September 20, 2008 — 10:48 am
Brian Brady says:
“Then, after a few very tough years, men found other work, some moved, all of us had learned to buckle down and appreciate what we had, and, yes, Virginia, the economy proved to be “sound.””
We are in a cyclical downturn, like Don illustrated.
“The financial market is having issues because a great majority of those who are having trouble are giving up
Eric illustrates the real problem. I called it a lack of compunction, a few months back. It could be called “no grit” or determination. Dare I say this nation is “whining” because the shot they took didn’t work out?
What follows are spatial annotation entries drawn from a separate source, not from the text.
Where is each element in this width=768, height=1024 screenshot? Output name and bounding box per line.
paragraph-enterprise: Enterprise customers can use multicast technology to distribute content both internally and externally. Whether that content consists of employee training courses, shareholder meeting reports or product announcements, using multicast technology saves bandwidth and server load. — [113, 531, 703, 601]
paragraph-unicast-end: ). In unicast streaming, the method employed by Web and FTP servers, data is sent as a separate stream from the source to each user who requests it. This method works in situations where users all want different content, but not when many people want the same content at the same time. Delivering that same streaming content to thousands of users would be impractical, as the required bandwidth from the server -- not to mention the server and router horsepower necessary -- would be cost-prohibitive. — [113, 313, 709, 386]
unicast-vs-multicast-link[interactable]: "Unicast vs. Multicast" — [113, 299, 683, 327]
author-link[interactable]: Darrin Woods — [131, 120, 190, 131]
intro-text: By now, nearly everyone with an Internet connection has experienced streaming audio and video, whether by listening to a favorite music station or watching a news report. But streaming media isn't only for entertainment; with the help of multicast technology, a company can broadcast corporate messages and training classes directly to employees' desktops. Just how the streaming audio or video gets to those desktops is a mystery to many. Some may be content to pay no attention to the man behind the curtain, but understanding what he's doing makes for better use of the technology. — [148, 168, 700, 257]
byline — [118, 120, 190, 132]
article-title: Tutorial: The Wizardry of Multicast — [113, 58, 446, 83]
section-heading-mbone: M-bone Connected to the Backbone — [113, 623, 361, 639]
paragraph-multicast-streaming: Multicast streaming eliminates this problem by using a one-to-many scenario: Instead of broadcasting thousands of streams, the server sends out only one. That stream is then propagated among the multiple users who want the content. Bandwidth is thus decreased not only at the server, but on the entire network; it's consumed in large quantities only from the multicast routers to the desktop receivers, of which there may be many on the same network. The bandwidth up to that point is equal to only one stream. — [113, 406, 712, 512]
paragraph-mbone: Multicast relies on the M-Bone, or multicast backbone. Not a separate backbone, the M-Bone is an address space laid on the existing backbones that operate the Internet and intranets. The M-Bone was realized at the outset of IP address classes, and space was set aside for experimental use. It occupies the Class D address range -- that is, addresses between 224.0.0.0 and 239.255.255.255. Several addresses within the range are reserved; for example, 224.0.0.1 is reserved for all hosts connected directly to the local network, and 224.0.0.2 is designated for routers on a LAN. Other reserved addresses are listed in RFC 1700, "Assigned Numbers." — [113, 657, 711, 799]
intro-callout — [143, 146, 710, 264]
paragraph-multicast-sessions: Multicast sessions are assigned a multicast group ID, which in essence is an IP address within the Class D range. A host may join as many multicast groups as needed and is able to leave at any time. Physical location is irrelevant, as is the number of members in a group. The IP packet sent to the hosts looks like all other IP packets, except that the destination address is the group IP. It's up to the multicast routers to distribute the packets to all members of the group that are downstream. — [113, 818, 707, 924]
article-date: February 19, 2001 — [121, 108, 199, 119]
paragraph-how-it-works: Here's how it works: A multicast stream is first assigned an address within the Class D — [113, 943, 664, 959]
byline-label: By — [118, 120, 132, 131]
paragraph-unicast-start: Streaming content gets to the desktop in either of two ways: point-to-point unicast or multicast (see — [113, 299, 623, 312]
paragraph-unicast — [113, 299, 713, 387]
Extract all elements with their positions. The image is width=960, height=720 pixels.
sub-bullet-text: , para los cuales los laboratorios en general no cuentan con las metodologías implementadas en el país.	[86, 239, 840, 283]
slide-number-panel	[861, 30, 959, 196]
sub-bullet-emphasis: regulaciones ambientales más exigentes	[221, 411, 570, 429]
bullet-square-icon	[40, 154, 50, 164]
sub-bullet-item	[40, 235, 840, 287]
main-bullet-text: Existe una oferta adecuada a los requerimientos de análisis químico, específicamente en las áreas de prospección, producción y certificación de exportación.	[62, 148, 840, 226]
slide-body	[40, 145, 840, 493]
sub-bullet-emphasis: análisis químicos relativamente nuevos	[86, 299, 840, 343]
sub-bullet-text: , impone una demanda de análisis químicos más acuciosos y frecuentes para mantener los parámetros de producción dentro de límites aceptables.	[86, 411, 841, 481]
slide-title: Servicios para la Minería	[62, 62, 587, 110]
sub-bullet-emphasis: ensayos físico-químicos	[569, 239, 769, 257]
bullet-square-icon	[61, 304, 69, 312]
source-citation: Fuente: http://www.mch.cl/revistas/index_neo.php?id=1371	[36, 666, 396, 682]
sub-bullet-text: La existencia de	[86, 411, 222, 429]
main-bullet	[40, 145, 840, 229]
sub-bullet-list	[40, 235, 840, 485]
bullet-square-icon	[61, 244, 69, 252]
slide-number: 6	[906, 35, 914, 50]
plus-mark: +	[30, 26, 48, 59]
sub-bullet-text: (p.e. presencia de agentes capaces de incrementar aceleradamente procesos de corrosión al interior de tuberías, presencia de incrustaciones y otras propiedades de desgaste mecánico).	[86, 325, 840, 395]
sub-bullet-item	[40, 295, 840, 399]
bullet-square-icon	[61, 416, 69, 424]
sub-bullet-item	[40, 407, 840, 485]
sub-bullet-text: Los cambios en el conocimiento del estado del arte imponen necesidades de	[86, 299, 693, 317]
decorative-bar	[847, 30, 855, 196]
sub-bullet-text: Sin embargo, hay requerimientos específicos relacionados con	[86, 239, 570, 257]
September 20, 2008 — 4:19 pm
Robert Kerr says:
We are in a cyclical downturn, like Don illustrated.
Sure, it’s just a cyclical downturn, Ok, you can look at it that way, you just have to stretch the cycle out to “once-in-a-century.”
That’s Greenspan’s take by the way, not just mine.
Your reaction surprises me, Brian. Of all the people here, I expect you to be able to appreciate the severity of this problem.
September 20, 2008 — 7:19 pm
Don Reedy says:
Robert,
I’m not minimizing, nor, do I believe, is Brian, the severity of the problem. I only state for the record that storms appear and wreak havoc, then subside and pass away.
I’m trying to say that no matter how severe the problem, no matter how deep and damaging, I’m going to make it. You, too, Robert, no doubt will make it as well. I guess rhetorically, all of us are going to make it.
Hardship is never welcome, and never arises without causation. I guess you’ve awakened the Nietzsche in me. Not losing sight of Greg’s original post, and with respect to all the pain that has come and is yet to come, we will simply survive, those of us who know how to work, why we work, and what we work for.
As Russell Shaw might say: “I’m not whining. I’m applying for a job.”
September 20, 2008 — 11:31 pm
Brian Brady says:
“Of all the people here, I expect you to be able to appreciate the severity of this problem.”
Oh, I do. What opportunity it presents us though ! This is a cycle, call it an extraordinary cycle- the kind that hits every century or so. (Think Elliott Wave by Robert Prechter).
I believe (and it’s in writing), that FUNDAMENTALLY, the US economy offers the greatest opportunity for a human being to build and retain real wealth. I’m not trying to be cryptic because I don’t REALLY know the answers…yet.
What’s done is done. I’m more interested on what can be rather than what was.
September 21, 2008 — 12:22 pm
Brian Brady says:
“What’s done is done. I’m more interested on what can be rather than what was.”
Read the first five paragraphs, of the third comment, of this post:
https://www.bloodhoundrealty.com/BloodhoundBlog/?p=4559#comments
Intellectual (entrepreneurial) capital is what I see as our fundamental strength.